Nel settore motoristico da quasi 50 anni, è però soprattutto nell’ultimo decennio che il capitale della M. Minarelli ha realizzato i più alti profitti, legando il proprio marchio alla produzione di motori per scooter per il mercato italiano ed estero (Aprilia, Malaguti, Mbk, Italjet, Yamaha, ecc.), sfruttando i vantaggi che gli incentivi statali sulla rottamazione hanno offerto su un piatto d’argento alle grandi case produttrici.

La partecipazione e il controllo da parte di una multinazionale come la Yamaha (insieme alla Belgarda S.p.a. e alla turca Beldeyama, la Motori Minarelli è indicata dalla stessa Corporation come una sua "presenza" in campo europeo) costituiscono la cornice entro la quale collocare mutamenti recenti e futuri della direzione aziendale.

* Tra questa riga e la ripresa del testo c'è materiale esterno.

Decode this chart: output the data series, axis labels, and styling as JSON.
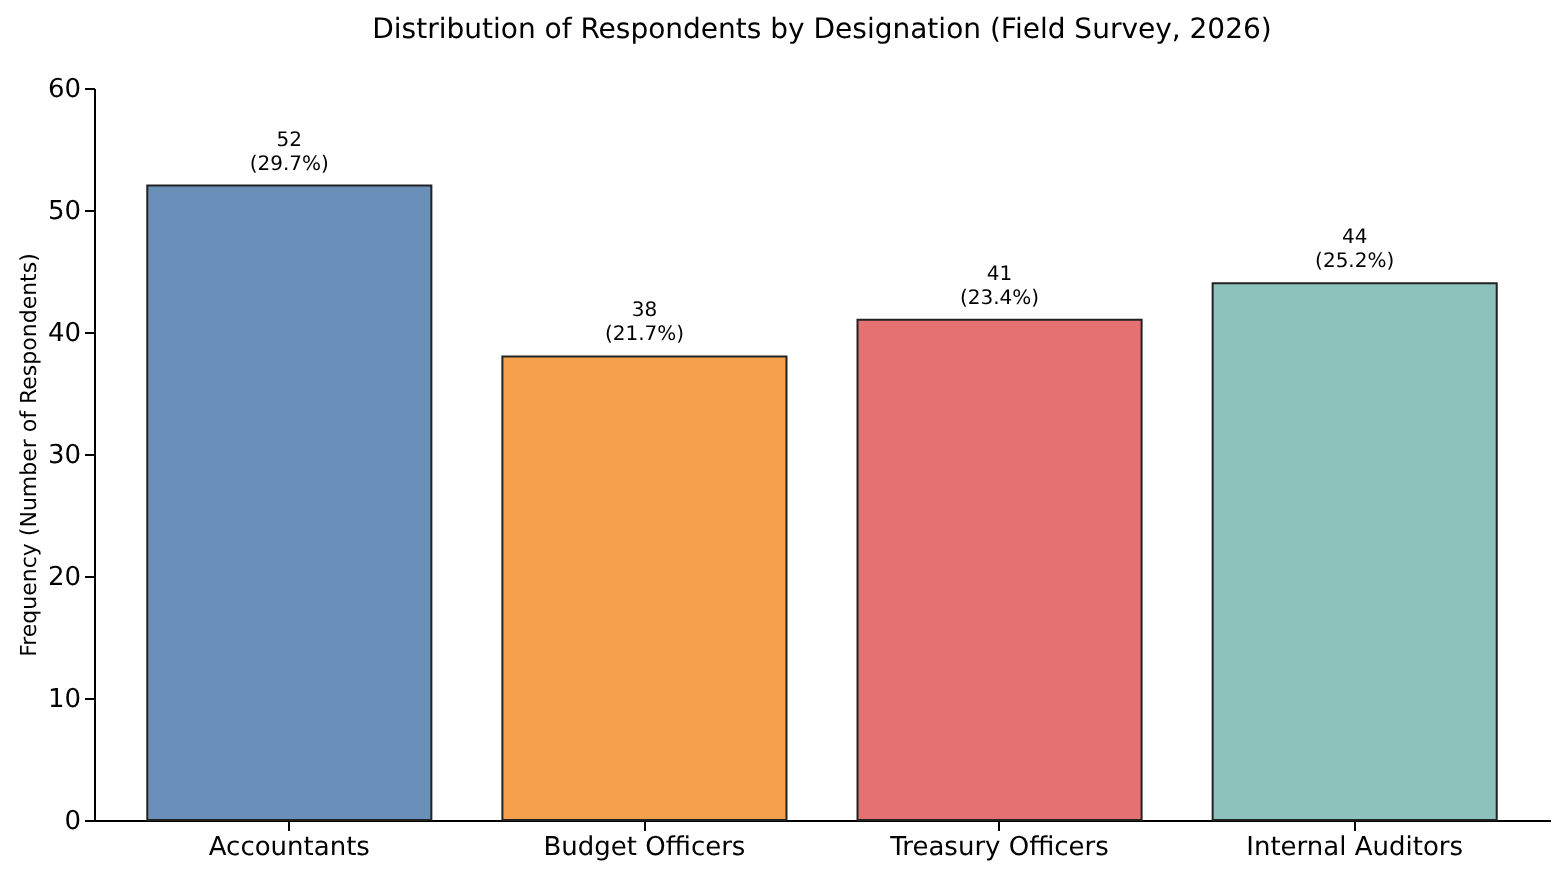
{
  "chart_data": {
    "type": "bar",
    "title": "Distribution of Respondents by Designation (Field Survey, 2026)",
    "ylabel": "Frequency (Number of Respondents)",
    "categories": [
      "Accountants",
      "Budget Officers",
      "Treasury Officers",
      "Internal Auditors"
    ],
    "values": [
      52,
      38,
      41,
      44
    ],
    "colors": [
      "#6a8fb8",
      "#f4a04c",
      "#e57172",
      "#8cc1bc"
    ],
    "value_labels": [
      "52\n(29.7%)",
      "38\n(21.7%)",
      "41\n(23.4%)",
      "44\n(25.2%)"
    ],
    "ylim": [
      0,
      60
    ],
    "yticks": [
      0,
      10,
      20,
      30,
      40,
      50,
      60
    ]
  }
}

La cassa integrazione che nel dicembre dello scorso anno ha colpito i salari operai e il trasferimento nello stesso periodo di una parte della produzione nel nuovo stabilimento, la riorganizzazione dei modi e dei tempi di lavoro, rappresentano molto più di una sensazione, diffusa tra i lavoratori, che "qualcosa stia cambiando". Essi sono piuttosto i segnali certi di un riposizionamento e di una ristrutturazione in corso i cui effetti,

nell’incertezza riguardo alle scelte aziendali, non possono che generare disagio e preoccupazione.

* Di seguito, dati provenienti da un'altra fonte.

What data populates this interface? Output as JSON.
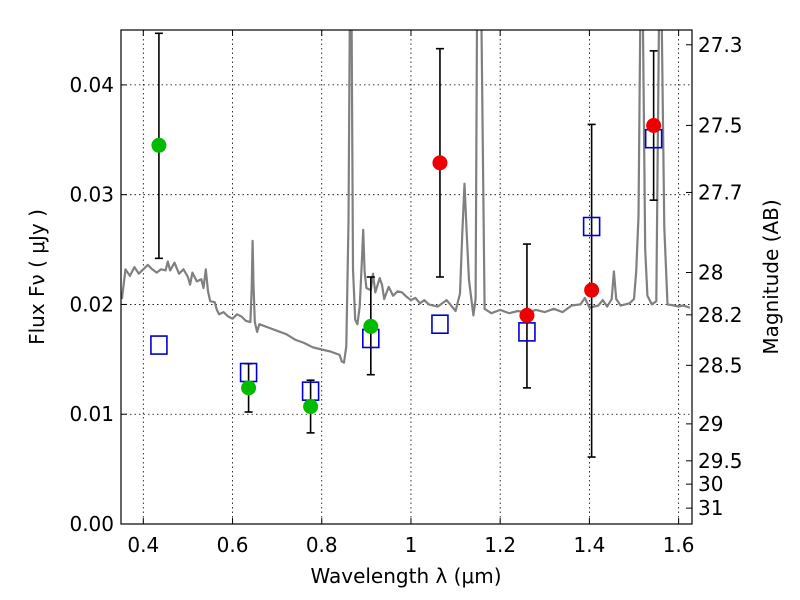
{
  "chart_data": {
    "type": "scatter",
    "xlabel": "Wavelength  λ (μm)",
    "ylabel": "Flux  Fν  ( μJy )",
    "y2label": "Magnitude (AB)",
    "xlim": [
      0.35,
      1.63
    ],
    "ylim": [
      0.0,
      0.045
    ],
    "grid": true,
    "x_ticks": [
      {
        "value": 0.4,
        "label": "0.4"
      },
      {
        "value": 0.6,
        "label": "0.6"
      },
      {
        "value": 0.8,
        "label": "0.8"
      },
      {
        "value": 1.0,
        "label": "1"
      },
      {
        "value": 1.2,
        "label": "1.2"
      },
      {
        "value": 1.4,
        "label": "1.4"
      },
      {
        "value": 1.6,
        "label": "1.6"
      }
    ],
    "y_ticks": [
      {
        "value": 0.0,
        "label": "0.00"
      },
      {
        "value": 0.01,
        "label": "0.01"
      },
      {
        "value": 0.02,
        "label": "0.02"
      },
      {
        "value": 0.03,
        "label": "0.03"
      },
      {
        "value": 0.04,
        "label": "0.04"
      }
    ],
    "y2_ticks": [
      {
        "value": 27.3,
        "label": "27.3"
      },
      {
        "value": 27.5,
        "label": "27.5"
      },
      {
        "value": 27.7,
        "label": "27.7"
      },
      {
        "value": 28.0,
        "label": "28"
      },
      {
        "value": 28.2,
        "label": "28.2"
      },
      {
        "value": 28.5,
        "label": "28.5"
      },
      {
        "value": 29.0,
        "label": "29"
      },
      {
        "value": 29.5,
        "label": "29.5"
      },
      {
        "value": 30.0,
        "label": "30"
      },
      {
        "value": 31.0,
        "label": "31"
      }
    ],
    "colors": {
      "spectrum": "#808080",
      "green_points": "#00bb00",
      "red_points": "#ee0000",
      "model_boxes": "#0000cc",
      "errorbar": "#000000",
      "grid": "#000000"
    },
    "spectrum": [
      [
        0.352,
        0.0205
      ],
      [
        0.36,
        0.0232
      ],
      [
        0.37,
        0.0226
      ],
      [
        0.38,
        0.0234
      ],
      [
        0.39,
        0.0228
      ],
      [
        0.4,
        0.0232
      ],
      [
        0.41,
        0.0236
      ],
      [
        0.42,
        0.0232
      ],
      [
        0.43,
        0.0229
      ],
      [
        0.44,
        0.0232
      ],
      [
        0.45,
        0.0231
      ],
      [
        0.455,
        0.0239
      ],
      [
        0.46,
        0.0231
      ],
      [
        0.47,
        0.0238
      ],
      [
        0.48,
        0.0228
      ],
      [
        0.49,
        0.0232
      ],
      [
        0.5,
        0.0225
      ],
      [
        0.505,
        0.0218
      ],
      [
        0.51,
        0.0229
      ],
      [
        0.52,
        0.0221
      ],
      [
        0.53,
        0.0223
      ],
      [
        0.535,
        0.0215
      ],
      [
        0.54,
        0.0232
      ],
      [
        0.545,
        0.0212
      ],
      [
        0.55,
        0.0203
      ],
      [
        0.56,
        0.0202
      ],
      [
        0.565,
        0.0195
      ],
      [
        0.57,
        0.0191
      ],
      [
        0.58,
        0.0193
      ],
      [
        0.59,
        0.0189
      ],
      [
        0.6,
        0.0187
      ],
      [
        0.61,
        0.0191
      ],
      [
        0.62,
        0.0189
      ],
      [
        0.63,
        0.0185
      ],
      [
        0.64,
        0.0184
      ],
      [
        0.643,
        0.0215
      ],
      [
        0.645,
        0.0258
      ],
      [
        0.647,
        0.0218
      ],
      [
        0.65,
        0.0184
      ],
      [
        0.655,
        0.0175
      ],
      [
        0.66,
        0.0182
      ],
      [
        0.68,
        0.0179
      ],
      [
        0.7,
        0.0176
      ],
      [
        0.72,
        0.0173
      ],
      [
        0.74,
        0.0168
      ],
      [
        0.76,
        0.0165
      ],
      [
        0.78,
        0.0161
      ],
      [
        0.8,
        0.0159
      ],
      [
        0.82,
        0.0157
      ],
      [
        0.84,
        0.0154
      ],
      [
        0.845,
        0.0148
      ],
      [
        0.85,
        0.0147
      ],
      [
        0.855,
        0.0162
      ],
      [
        0.86,
        0.0275
      ],
      [
        0.863,
        0.046
      ],
      [
        0.867,
        0.046
      ],
      [
        0.87,
        0.0232
      ],
      [
        0.875,
        0.0186
      ],
      [
        0.88,
        0.0182
      ],
      [
        0.885,
        0.0198
      ],
      [
        0.89,
        0.024
      ],
      [
        0.893,
        0.0268
      ],
      [
        0.896,
        0.023
      ],
      [
        0.9,
        0.0215
      ],
      [
        0.91,
        0.0213
      ],
      [
        0.915,
        0.0228
      ],
      [
        0.92,
        0.0211
      ],
      [
        0.93,
        0.0224
      ],
      [
        0.935,
        0.0218
      ],
      [
        0.94,
        0.0205
      ],
      [
        0.95,
        0.0216
      ],
      [
        0.96,
        0.0208
      ],
      [
        0.97,
        0.0212
      ],
      [
        0.98,
        0.0211
      ],
      [
        0.99,
        0.0207
      ],
      [
        1.0,
        0.0204
      ],
      [
        1.01,
        0.0206
      ],
      [
        1.02,
        0.0201
      ],
      [
        1.03,
        0.0204
      ],
      [
        1.04,
        0.02
      ],
      [
        1.06,
        0.0198
      ],
      [
        1.08,
        0.0204
      ],
      [
        1.1,
        0.0194
      ],
      [
        1.11,
        0.021
      ],
      [
        1.115,
        0.0265
      ],
      [
        1.12,
        0.031
      ],
      [
        1.125,
        0.0265
      ],
      [
        1.13,
        0.0222
      ],
      [
        1.14,
        0.019
      ],
      [
        1.145,
        0.0205
      ],
      [
        1.148,
        0.046
      ],
      [
        1.158,
        0.046
      ],
      [
        1.165,
        0.0196
      ],
      [
        1.18,
        0.0192
      ],
      [
        1.2,
        0.0195
      ],
      [
        1.22,
        0.0192
      ],
      [
        1.24,
        0.0194
      ],
      [
        1.26,
        0.0192
      ],
      [
        1.28,
        0.0195
      ],
      [
        1.3,
        0.0193
      ],
      [
        1.32,
        0.0196
      ],
      [
        1.34,
        0.0193
      ],
      [
        1.36,
        0.0199
      ],
      [
        1.38,
        0.02
      ],
      [
        1.39,
        0.0206
      ],
      [
        1.4,
        0.0197
      ],
      [
        1.42,
        0.0199
      ],
      [
        1.43,
        0.0204
      ],
      [
        1.44,
        0.0198
      ],
      [
        1.45,
        0.0205
      ],
      [
        1.455,
        0.023
      ],
      [
        1.46,
        0.0205
      ],
      [
        1.47,
        0.0199
      ],
      [
        1.48,
        0.02
      ],
      [
        1.49,
        0.0201
      ],
      [
        1.5,
        0.0205
      ],
      [
        1.505,
        0.023
      ],
      [
        1.51,
        0.028
      ],
      [
        1.514,
        0.046
      ],
      [
        1.52,
        0.046
      ],
      [
        1.525,
        0.025
      ],
      [
        1.53,
        0.0208
      ],
      [
        1.54,
        0.02
      ],
      [
        1.55,
        0.0203
      ],
      [
        1.556,
        0.046
      ],
      [
        1.562,
        0.046
      ],
      [
        1.568,
        0.027
      ],
      [
        1.575,
        0.02
      ],
      [
        1.59,
        0.0199
      ],
      [
        1.6,
        0.0198
      ],
      [
        1.61,
        0.0199
      ],
      [
        1.625,
        0.0197
      ]
    ],
    "green_points": [
      {
        "x": 0.435,
        "y": 0.0345,
        "yerr_low": 0.0242,
        "yerr_high": 0.0447
      },
      {
        "x": 0.636,
        "y": 0.0124,
        "yerr_low": 0.0102,
        "yerr_high": 0.0146
      },
      {
        "x": 0.775,
        "y": 0.0107,
        "yerr_low": 0.0083,
        "yerr_high": 0.0131
      },
      {
        "x": 0.91,
        "y": 0.018,
        "yerr_low": 0.0136,
        "yerr_high": 0.0225
      }
    ],
    "red_points": [
      {
        "x": 1.065,
        "y": 0.0329,
        "yerr_low": 0.0225,
        "yerr_high": 0.0433
      },
      {
        "x": 1.26,
        "y": 0.019,
        "yerr_low": 0.0124,
        "yerr_high": 0.0255
      },
      {
        "x": 1.405,
        "y": 0.0213,
        "yerr_low": 0.0061,
        "yerr_high": 0.0364
      },
      {
        "x": 1.544,
        "y": 0.0363,
        "yerr_low": 0.0295,
        "yerr_high": 0.0431
      }
    ],
    "model_boxes": [
      {
        "x": 0.435,
        "y": 0.0163
      },
      {
        "x": 0.636,
        "y": 0.0138
      },
      {
        "x": 0.775,
        "y": 0.0121
      },
      {
        "x": 0.91,
        "y": 0.0169
      },
      {
        "x": 1.065,
        "y": 0.0182
      },
      {
        "x": 1.26,
        "y": 0.0175
      },
      {
        "x": 1.405,
        "y": 0.0271
      },
      {
        "x": 1.544,
        "y": 0.0351
      }
    ]
  }
}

Le prossime elezioni della Rsu dovranno costituire una prima e necessaria occasione per reagire. Con loro si rinnoverà totalmente la rappresentanza e, accanto ai sei delegati iscritti alla Fiom-Cgil, ci saranno due delegati della Fim-Cisl. Insieme ai lavoratori e alle delegate uscenti, le quali soprattutto nell’ultimo periodo hanno scontato i pesanti limiti e i condizionamenti che la concertazione voluta dalla burocrazia sindacale determina in molti luoghi di lavoro, la nuova Rsu dovrà porsi l’obiettivo di ricostruire il radicamento in ogni reparto, utilizzando tutti gli strumenti organizzativi e le forme di comunicazione appartenenti alla migliore tradizione della democrazia operaia.

Solo dalla partecipazione e dal confronto può nascere per i lavoratori un’esperienza in grado di elevare la coscienza della loro forza. Alla Motori Minarelli, come in qualsiasi altro luogo di lavoro, è da questa considerazione che bisognerà ripartire.